Hausse des tarifs de l’électricité: les oppositions fustigent l’annonce du gouvernement

« Scandaleux », « anormal »… Les oppositions à l’Assemblée ont fustigé mardi l’annonce par le gouvernement d’une hausse de 10% des tarifs réglementés de l’électricité au 1er août, signe de la fin progressive du bouclier tarifaire.

La hausse concerne les clients « raccordés à un compteur d’une puissance jusqu’à 36 kilovoltampères » (ménages, artisans, petits commerces et artisans).

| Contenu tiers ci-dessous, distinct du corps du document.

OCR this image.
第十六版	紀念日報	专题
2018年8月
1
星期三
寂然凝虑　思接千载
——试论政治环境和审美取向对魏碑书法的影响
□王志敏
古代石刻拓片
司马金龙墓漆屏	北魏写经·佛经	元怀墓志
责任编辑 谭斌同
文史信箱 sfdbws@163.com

L’augmentation sera de 160 euros en moyenne par an, calcule le gouvernement.

La dernière hausse datait de février et s’élevait à 15%, après 4% en février 2022. Depuis 2021, le tarif réglementé de l’électricité, dont dépendent quelque 23 millions de clients, aura donc augmenté de 31%.

« C’est scandaleux, c’est honteux (…) C’est les ménages, les classes populaires et les classes moyennes qui vont payer », a pointé le patron du Parti communiste Fabien Roussel, devant la presse.

La cheffe de file des députés LFI Mathilde Panot a dénoncé sur Twitter « un gouvernement aussi inutile contre l’inflation que contre le changement climatique ».

« Ne jamais prendre au sérieux les engagements de ce gouvernement », a déploré sur Twitter le Premier secrétaire du PS Olivier Faure.

C’est « tout à fait anormal que le gouvernement annonce une hausse aujourd’hui alors que rien dans nos coûts de production ne le justifie », a tancé en conférence de presse le patron des députés LR Olivier Marleix, également « très inquiet de l’évolution (des prix) du gaz ».

Côté Rassemblement national, la cheffe du groupe Marine Le Pen a critiqué sur Twitter « plus de 25% de hausse du prix de l’électricité en six mois pour éponger la débâcle de la politique d’Emmanuel Macron et d’un marché européen qui spolie les Français ».

En conférence de presse, le président du groupe indépendant Liot Bertrand Pancher a appelé à « cibler le bouclier tarifaire » et « accentuer les aides pour les familles qui en ont le plus besoin, et peut-être les diminuer pour ceux qui en ont le moins besoin ».

« Dans le mécanisme actuel, le bouclier est un système d’aide pour tous les particuliers de la même manière », a relevé en conférence de presse la cheffe du groupe écologiste à l’Assemblée Cyrielle Chatelain, estimant qu’il s’agissait d' »argent public mal utilisé ».

En réponse à une question du député RN Jordan Guitton, la ministre de la Transition écologique Agnès Pannier-Runacher a défendu à l’Assemblée un investissement de « 40 milliards d’euros rien que pour le bouclier électricité sur la période 2022-2023 », l’une des mesures « pour que les Français puissent bénéficier de prix d’électricité parmi les plus bas d’Europe ».

« A partir du 1er août, le bouclier tarifaire continuera de prendre en charge la protection des Français à plus du tiers de leur facture », fait également valoir le gouvernement.